While many farmers today have several methods of determining the amount of grain they have on-farm, speed and accuracy of the information are two areas that fall short.
“At an estimated .5% to 1% level of accuracy, AccuGrain will be able to give a much more accurate inventory as compared to volumetric calculations or a summary from a combine yield monitor,” notes Augustine.
“Inventory readings from AccuGrain will be instantaneous, so as grain is brought in or taken out, you will always know what is in storage, and you won’t need to accumulate delivery receipts for each load,” he says.
The system will be designed to be as hands-free as possible, allowing multiple users to still operate the grain facility without any need to make changes to the device.

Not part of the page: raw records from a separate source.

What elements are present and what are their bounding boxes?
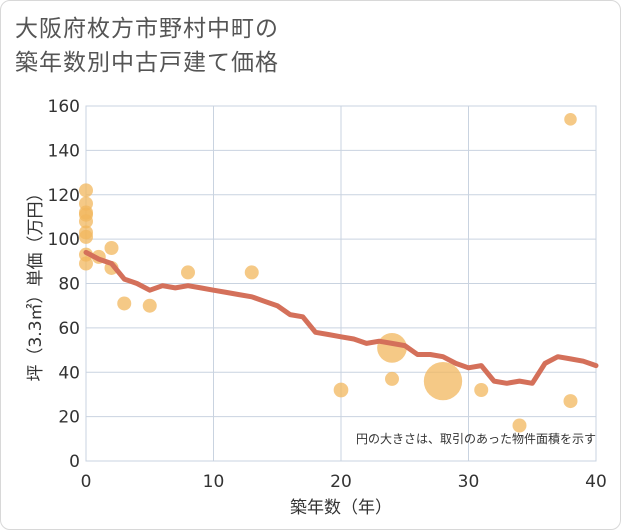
scatter-point <box>512 418 527 433</box>
y-axis-title: 坪（3.3㎡）単価（万円） <box>26 184 46 381</box>
x-tick-label: 40 <box>585 472 607 492</box>
y-tick-label: 20 <box>58 408 80 428</box>
x-tick-labels: 0 10 20 30 40 <box>81 472 607 492</box>
scatter-point <box>474 383 489 397</box>
chart-title-line-1: 大阪府枚方市野村中町の <box>15 16 279 42</box>
scatter-point <box>117 296 132 311</box>
scatter-point <box>563 394 578 409</box>
x-tick-label: 20 <box>330 472 352 492</box>
scatter-series <box>79 113 578 433</box>
scatter-point <box>333 382 349 398</box>
bubble-size-note: 円の大きさは、取引のあった物件面積を示す <box>356 431 596 446</box>
scatter-point <box>423 361 463 401</box>
scatter-point <box>79 183 93 198</box>
grid-lines <box>86 106 596 461</box>
scatter-point <box>104 241 119 255</box>
y-tick-label: 100 <box>48 230 80 250</box>
y-tick-label: 60 <box>58 319 80 339</box>
scatter-point <box>385 371 399 386</box>
trend-line <box>83 249 599 386</box>
scatter-point <box>79 229 93 244</box>
y-tick-label: 160 <box>48 97 80 117</box>
chart-title-line-2: 築年数別中古戸建て価格 <box>15 50 279 76</box>
x-tick-label: 0 <box>81 472 92 492</box>
y-tick-label: 80 <box>58 275 80 295</box>
scatter-point <box>79 214 93 229</box>
chart-title: 大阪府枚方市野村中町の 築年数別中古戸建て価格 <box>15 12 279 80</box>
scatter-point <box>244 265 259 280</box>
x-tick-label: 30 <box>458 472 480 492</box>
x-tick-label: 10 <box>203 472 225 492</box>
scatter-point <box>377 332 407 363</box>
scatter-point <box>142 298 157 313</box>
y-tick-label: 120 <box>48 186 80 206</box>
scatter-point <box>79 256 93 271</box>
scatter-point <box>564 113 577 126</box>
y-tick-label: 140 <box>48 141 80 161</box>
y-tick-label: 40 <box>58 363 80 383</box>
scatter-point <box>181 265 195 280</box>
x-axis-title: 築年数（年） <box>290 498 392 518</box>
y-tick-label: 0 <box>69 452 80 472</box>
y-tick-labels: 0 20 40 60 80 100 120 140 160 <box>48 97 80 472</box>
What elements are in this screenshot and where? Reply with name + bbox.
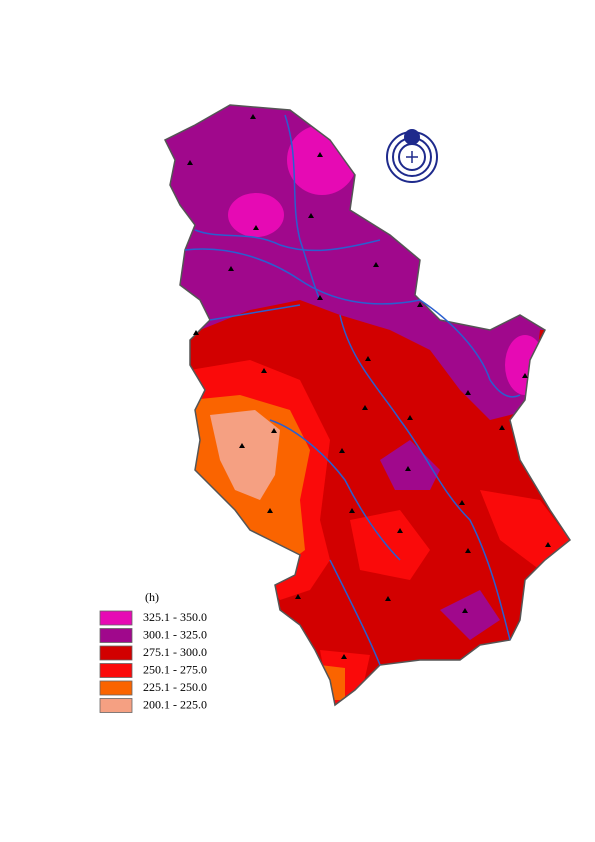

“Simply move grain as usual, and AccuGrain will see where it goes,” he notes.
Binful of benefits
According to USDA’s National Agricultural Statistics Service, there are 8,783 off-farm grain storage facilities in the U.S. The 2012 Census of Ag revealed that 263,164 U.S. farms have on-farm storage. Whether a setup is new or old, AccuGrain provides benefits for both.
“This system is a more accurate way to load grain trucks without the need for a full truck scale,” he says.
“Another benefit is the ability to confidently market more of the grain in storage. Oftentimes, when marketing grain, you tend to be conservative with the amount of bushels you have on hand so that you don’t overcontract on what may actually be in the bin,” he says.
With AccuGrain, you will be able to accurately determine storage levels and then market accordingly.
“The system will also be able to calculate the bushels per hour being passed through a grain facility, which could be a useful tool when transferring grain to and from a dryer,” he explains.
“While not a key value point, another benefit is the decreased need to climb bins in the fall when filling them.”
At the onset, the device will be targeted toward grain leg facilities with a wider variety of applications to follow.
“If you decide you could benefit from AccuGrain, the first step will be to make a site assessment to determine what hardware will fit your operation’s requirements,” notes Augustine. “A unit will then be installed and calibrated for that specific location.”
Testing is currently being done on a farm near Brooklyn, Iowa, to refine accuracy and repeatability. It is scheduled to be completed by the end of 2014. Commercial sales will follow sometime in 2015.
Although pricing has not yet been determined, Augustine says there will be a range of cost options, which will depend on the type of usage and the amount of grain to be measured.
“Just like a large machine shed needs more lights than a smaller one, a more powerful X-ray source will be required for grain facilities with higher grain-flow capacities,” he explains.